Analysing and optimising kidney paired donation

This project falls within the EPSRC Operational Research research area. Operational Research has transformed the way many markets have been conducted. One such example is Kidney Paired Donation (KPD), a novel mechanism that facilitates kidney transplantations for patients suffering from end stage kidney disease. Patients with a willing but incompatible donor (e.g.a friend or family member) join a KPD market as a pair and exchange kidneys with other such pairs. KPD programmes have been established in many countries around the world, including South Korea, the US and the UK.

So far, KPD has already given thousands of patients a new chance at life. In addition, cost analysis conducted suggests that KPD programmes in the US alone could save at least $750 million yearly. Similar results can be expected in other countries with KPD programmes. Furthermore, research on KPD can benefit other areas of market theory and operational research, as kidney markets can be viewed as examples of barter markets where agents (patient-donor pairs) enter a market with the aim of swapping items (the incompatible kidney) for another item (a compatible kidney).

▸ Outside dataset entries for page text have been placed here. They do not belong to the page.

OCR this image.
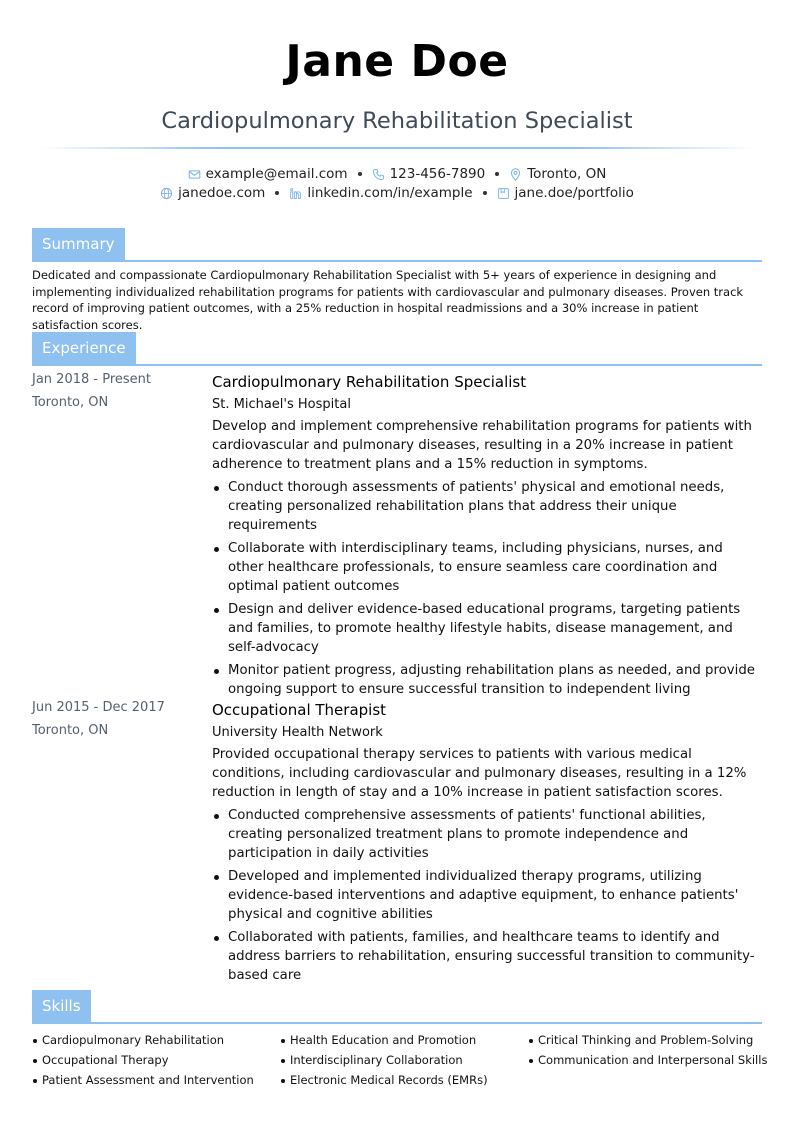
Jane Doe
Cardiopulmonary Rehabilitation Specialist
example@email.com	123-456-7890	Toronto, ON
janedoe.com	linkedin.com/in/example	jane.doe/portfolio
Summary
Dedicated and compassionate Cardiopulmonary Rehabilitation Specialist with 5+ years of experience in designing and implementing individualized rehabilitation programs for patients with cardiovascular and pulmonary diseases. Proven track record of improving patient outcomes, with a 25% reduction in hospital readmissions and a 30% increase in patient satisfaction scores.
Experience
Jan 2018 - Present
Toronto, ON
Cardiopulmonary Rehabilitation Specialist
St. Michael's Hospital
Develop and implement comprehensive rehabilitation programs for patients with cardiovascular and pulmonary diseases, resulting in a 20% increase in patient adherence to treatment plans and a 15% reduction in symptoms.
Conduct thorough assessments of patients' physical and emotional needs, creating personalized rehabilitation plans that address their unique requirements
Collaborate with interdisciplinary teams, including physicians, nurses, and other healthcare professionals, to ensure seamless care coordination and optimal patient outcomes
Design and deliver evidence-based educational programs, targeting patients and families, to promote healthy lifestyle habits, disease management, and self-advocacy
Monitor patient progress, adjusting rehabilitation plans as needed, and provide ongoing support to ensure successful transition to independent living
Jun 2015 - Dec 2017
Toronto, ON
Occupational Therapist
University Health Network
Provided occupational therapy services to patients with various medical conditions, including cardiovascular and pulmonary diseases, resulting in a 12% reduction in length of stay and a 10% increase in patient satisfaction scores.
Conducted comprehensive assessments of patients' functional abilities, creating personalized treatment plans to promote independence and participation in daily activities
Developed and implemented individualized therapy programs, utilizing evidence-based interventions and adaptive equipment, to enhance patients' physical and cognitive abilities
Collaborated with patients, families, and healthcare teams to identify and address barriers to rehabilitation, ensuring successful transition to community-based care
Skills
Cardiopulmonary Rehabilitation
Occupational Therapy
Patient Assessment and Intervention
Health Education and Promotion
Interdisciplinary Collaboration
Electronic Medical Records (EMRs)
Critical Thinking and Problem-Solving
Communication and Interpersonal Skills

Initially, KPD programmes only allowed for two-way exchanges that were allocated ad-hoc on a greedy basis. Soon after, however, programmes started collaborating with researchers from computer science, economics and mathematics. As a result, a significant body of academic literature on KPD has emerged that utilises sophisticated mathematical modelling and optimisation techniques to determine desirable organ allocation procedures. The predominant approach among programmes today is to take snapshots of the market at regular time intervals. For each snapshot, integer linear programming techniques or graph-theoretical algorithms are used to determine optimal organ assignments, subject to optimality criteria defined by the programme in question. Nowadays, programmes commonly go beyond two-way exchanges, allowing multiple pairs to exchange kidneys in such a way that every pair that donates also receives an organ. In addition, some programmes also allow so-called altruistic donors to start off domino-chain donations.

The aim of this project is to pursue a novel approach to the KPD matching problem that promises to yield significantly better results. Instead of approaching the market as a series of snapshot or offline problems, Akbarpour, Li and Gharan in a working paper introduce a model that explicitly accounts for the fact that agents join and leave the market stochastically. In addition, they make the plausible assumption that the central market planner has short-term knowledge of when agents are about to depart. footnote{To the best of our knowledge, no other paper models KPD in this way.} Dynamic markets are inherently more complex to analyse than their static or offline counterparts, necessitating the use of various tools from probability theory to make the analysis of dynamic algorithms tractable. While the paper by Akbarpour et al.~makes a strong heuristic case in favour of adopting dynamic algorithms for KPD, treatment of such markets as a bona-fide dynamic problem is still in its infancy and much further work is needed to establish whether the current preliminary results translate to viable algorithms in practice. As part of a conclusive answer to these questions, we plan to implement a realistic market simulation that allows us directly compare the performance of various offline and dynamic algorithms when run on historical datasets that mimic the current market situation. In conclusion, we believe that a dynamic approach to KPD promises to develop improved organ allocation procedures that will save more lives and effect greater cost savings in healthcare.